I identify what the trigger is and then I excuse myself if I am in company, and they are the trigger, to go to the bathroom....it is a safe space with the door locked and I can be alone. Splashing cold water on my face, and breathing is helpful. Grounding in a safe place.....for me is the best.....where no one will interrupt the process.

On trips, I tried peppermint candy.....and that worked very well......but that part of me that loves sweets......loved peppermint candy too much. I can eat it nonstop....LOL. So, after one day being overzealous and eating 40 peppermints in a day.....I gave that up.

Then I tried low cal fruit popsicles......cold....very grounding. In the winter, when I can just step right outside without a coat...quicker and ..cheaper than peppermint and popsicles. I also keep a candle in the bathroom and light it if I'm having difficulty getting back.....smell, in combination with cold, and breathing helps to get me back to the here and now.

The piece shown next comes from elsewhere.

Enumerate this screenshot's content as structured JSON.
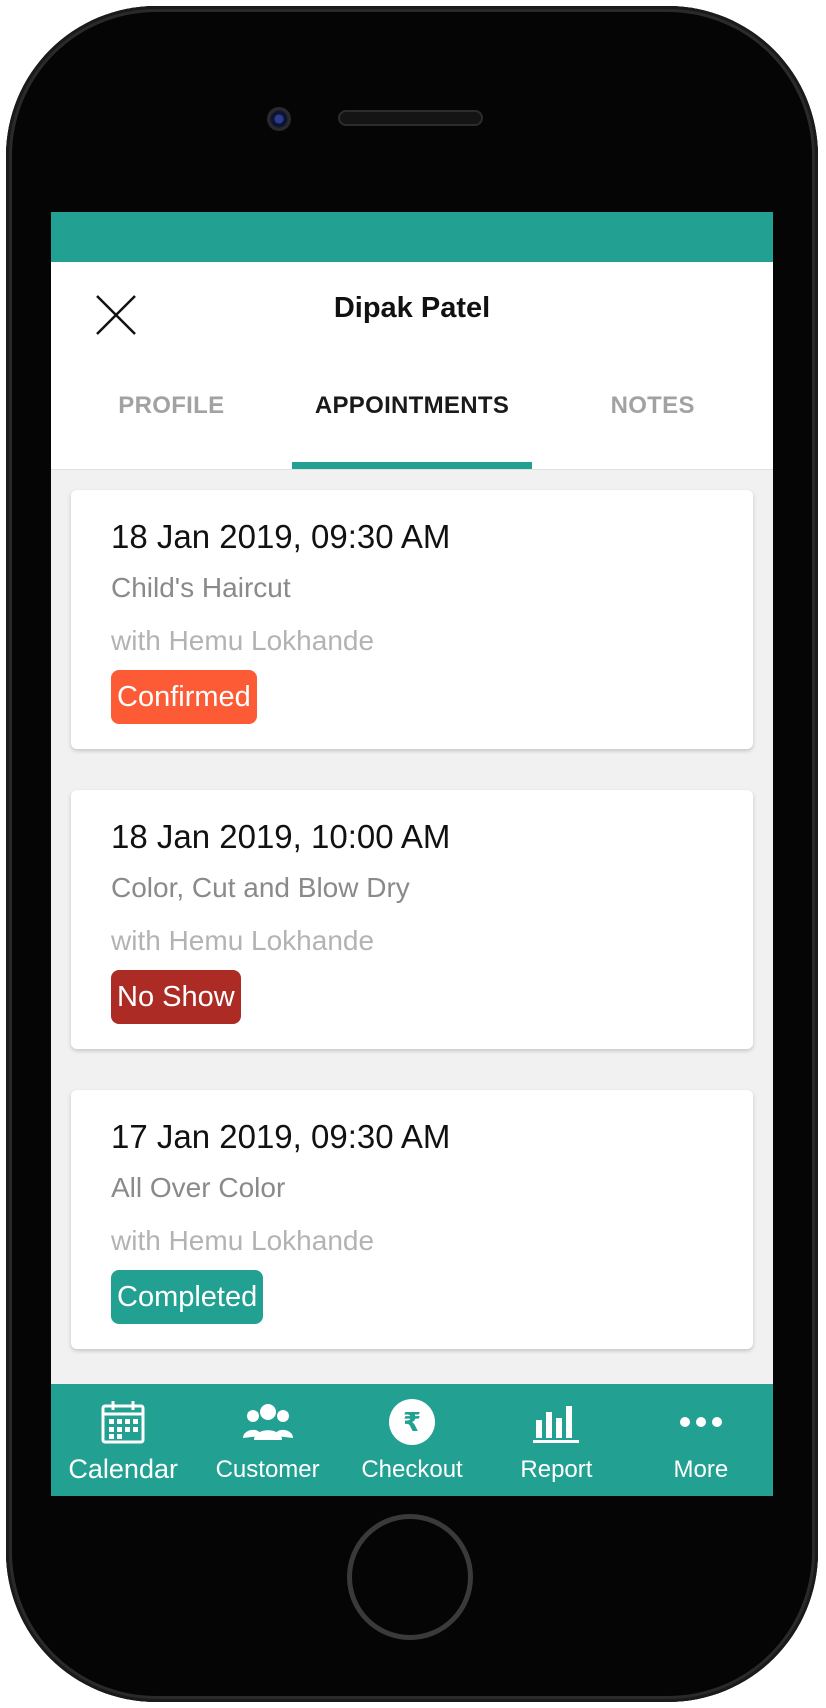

Breathing in and then out much more slowly helps get oxygen to the brain and that helps grounding.....for 5-10 min. This is free, too.

A fast walk in the cold listening to a song on my Iphone....another option when getting out of the house is helpful.

And then there are diversions....several 25 cal. fruit popsicles and a kids tame movie will change the visual focus, the popsicles and changing activities......also works well.

When I can't leave.....I feel things, look for things in the room that are a certain color, breath in the process, then listen for all of the sounds, stand and feel my feet firmly planted-without balance issues before I start moving.